PROGRAMS WITH COMMON SENSE (J. McCarthy, 1959, pdf) - MaysonL
http://www-formal.stanford.edu/jmc/mcc59.pdf
======
tylerneylon
This paper is historically very interesting.

However, I think (and I'm not alone) that it set AI research off in a bad
direction. It's not that formal logic manipulation toward common sense is not
important, but rather that it is not the skeleton key to the artificial
intelligence dream. It's hard for me to _prove_ that statement, but we can see
the palpable disillusionment of researchers who've tread this path.

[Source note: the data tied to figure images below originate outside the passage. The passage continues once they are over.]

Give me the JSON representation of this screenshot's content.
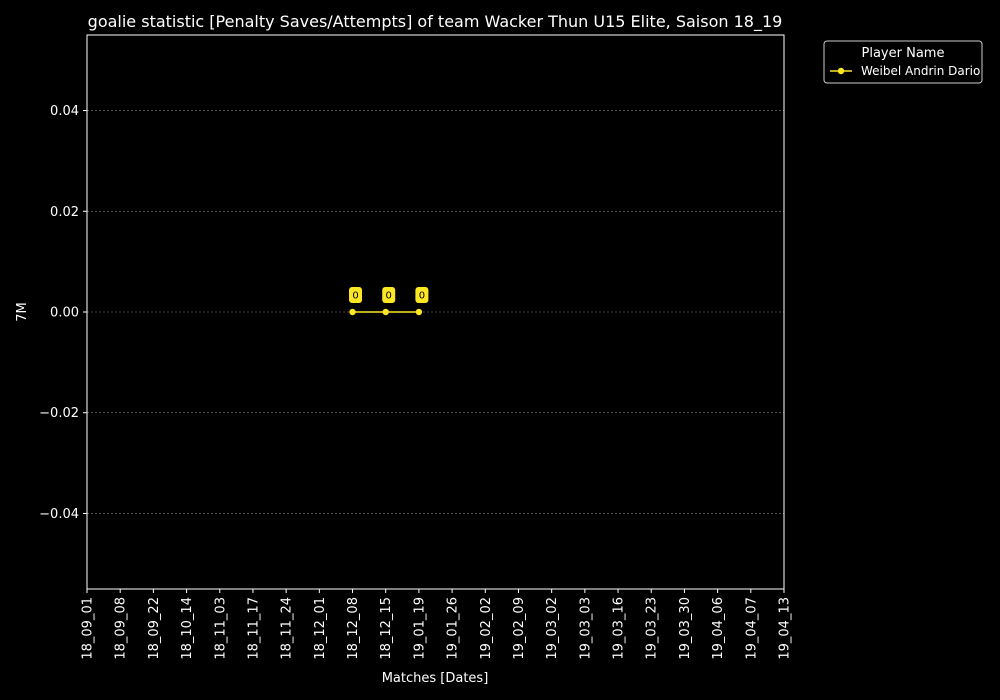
{
  "chart_data": {
    "type": "line",
    "title": "goalie statistic [Penalty Saves/Attempts] of team Wacker Thun U15 Elite, Saison 18_19",
    "xlabel": "Matches [Dates]",
    "ylabel": "7M",
    "categories": [
      "18_09_01",
      "18_09_08",
      "18_09_22",
      "18_10_14",
      "18_11_03",
      "18_11_17",
      "18_11_24",
      "18_12_01",
      "18_12_08",
      "18_12_15",
      "19_01_19",
      "19_01_26",
      "19_02_02",
      "19_02_09",
      "19_03_02",
      "19_03_03",
      "19_03_16",
      "19_03_23",
      "19_03_30",
      "19_04_06",
      "19_04_07",
      "19_04_13"
    ],
    "yticks": [
      -0.04,
      -0.02,
      0.0,
      0.02,
      0.04
    ],
    "ytick_labels": [
      "−0.04",
      "−0.02",
      "0.00",
      "0.02",
      "0.04"
    ],
    "ylim": [
      -0.055,
      0.055
    ],
    "grid": true,
    "legend": {
      "title": "Player Name",
      "placement": "outside-top-right"
    },
    "series": [
      {
        "name": "Weibel Andrin Dario",
        "color": "#fde725",
        "points": [
          {
            "x": "18_12_08",
            "y": 0,
            "label": "0"
          },
          {
            "x": "18_12_15",
            "y": 0,
            "label": "0"
          },
          {
            "x": "19_01_19",
            "y": 0,
            "label": "0"
          }
        ]
      }
    ]
  }
}
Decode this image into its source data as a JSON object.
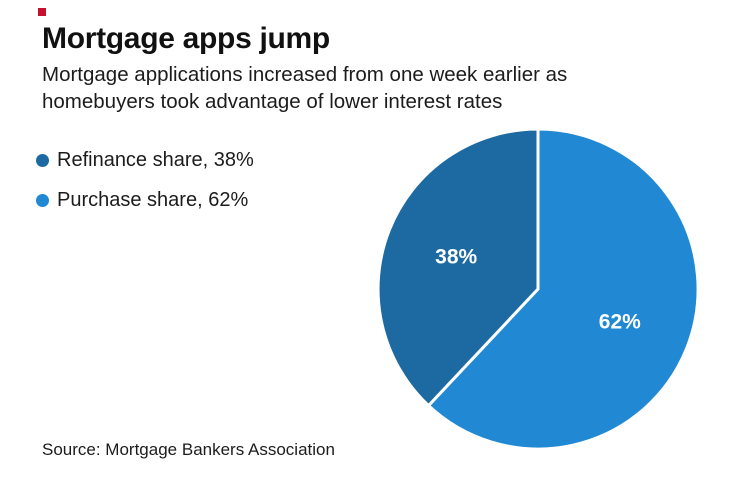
{
  "brand": {
    "accent_color": "#c8102e"
  },
  "header": {
    "title": "Mortgage apps jump",
    "subtitle_line1": "Mortgage applications increased from one week earlier as",
    "subtitle_line2": "homebuyers took advantage of lower interest rates"
  },
  "legend": {
    "items": [
      {
        "label": "Refinance share, 38%",
        "color": "#1d6aa2"
      },
      {
        "label": "Purchase share, 62%",
        "color": "#2189d4"
      }
    ]
  },
  "chart_data": {
    "type": "pie",
    "title": "Mortgage apps jump",
    "subtitle": "Mortgage applications increased from one week earlier as homebuyers took advantage of lower interest rates",
    "start_angle_deg": 0,
    "direction": "clockwise",
    "slice_label_color": "#ffffff",
    "legend_position": "left",
    "slices": [
      {
        "name": "Purchase share",
        "value": 62,
        "label": "62%",
        "color": "#2189d4"
      },
      {
        "name": "Refinance share",
        "value": 38,
        "label": "38%",
        "color": "#1d6aa2"
      }
    ]
  },
  "source": {
    "text": "Source: Mortgage Bankers Association"
  }
}
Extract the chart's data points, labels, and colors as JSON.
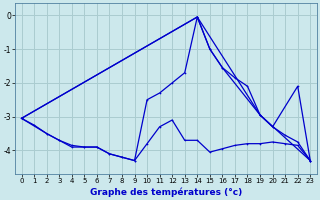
{
  "title": "Graphe des températures (°c)",
  "background_color": "#cce8ec",
  "grid_color": "#aaccd0",
  "line_color": "#0000cc",
  "xlim": [
    -0.5,
    23.5
  ],
  "ylim": [
    -4.7,
    0.35
  ],
  "yticks": [
    0,
    -1,
    -2,
    -3,
    -4
  ],
  "xticks": [
    0,
    1,
    2,
    3,
    4,
    5,
    6,
    7,
    8,
    9,
    10,
    11,
    12,
    13,
    14,
    15,
    16,
    17,
    18,
    19,
    20,
    21,
    22,
    23
  ],
  "series": [
    {
      "x": [
        0,
        1,
        2,
        3,
        4,
        5,
        6,
        7,
        8,
        9,
        10,
        11,
        12,
        13,
        14,
        15,
        16,
        17,
        18,
        19,
        20,
        21,
        22,
        23
      ],
      "y": [
        -3.05,
        -3.25,
        -3.5,
        -3.7,
        -3.85,
        -3.9,
        -3.9,
        -4.1,
        -4.2,
        -4.3,
        -3.8,
        -3.3,
        -3.1,
        -3.7,
        -3.7,
        -4.05,
        -3.95,
        -3.85,
        -3.8,
        -3.8,
        -3.75,
        -3.8,
        -3.85,
        -4.3
      ]
    },
    {
      "x": [
        0,
        2,
        3,
        4,
        5,
        6,
        7,
        8,
        9,
        10,
        11,
        12,
        13,
        14,
        15,
        16,
        17,
        18,
        19,
        20,
        21,
        22,
        23
      ],
      "y": [
        -3.05,
        -3.5,
        -3.7,
        -3.9,
        -3.9,
        -3.9,
        -4.1,
        -4.2,
        -4.3,
        -2.5,
        -2.3,
        -2.0,
        -1.7,
        -0.05,
        -1.0,
        -1.55,
        -1.85,
        -2.1,
        -2.95,
        -3.3,
        -3.55,
        -3.75,
        -4.3
      ]
    },
    {
      "x": [
        0,
        14,
        15,
        16,
        19,
        20,
        22,
        23
      ],
      "y": [
        -3.05,
        -0.05,
        -1.0,
        -1.55,
        -2.95,
        -3.3,
        -2.1,
        -4.3
      ]
    },
    {
      "x": [
        0,
        14,
        19,
        23
      ],
      "y": [
        -3.05,
        -0.05,
        -2.95,
        -4.3
      ]
    }
  ]
}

If I were personally doing AI research now, I would begin with emotions.
Humans act because they want something, and they only use logic as a means to
an end -- and certainly not perfectly at that. If our goal is to achieve a
thinking program, a rational approach would be to walk down the course
evolution has found -- simulate the mind of a fly, a toad, a dog, and a monkey
first. It may be tempting to design something top-down, but that presumes we
understand the top very well, and I don't think we do. (By "top-down" I mean
from behavior to code; I'm sidestepping the biochemistry of neural activity,
whose study implies we need to know the brain's hardware before we can emulate
its software.)

As a side note, some folks use AI and ML (machine learning) interchangeably,
but there are really two goals around. I see McCarthy as wanting to create a
program that could pass the Turing test (AI), while support vector machines
and other ML tools are designed to perform advanced statistical analysis of
data, along the lines of extrapolating a pattern. Related but different goals,
and this paper has been viewed historically as about AI.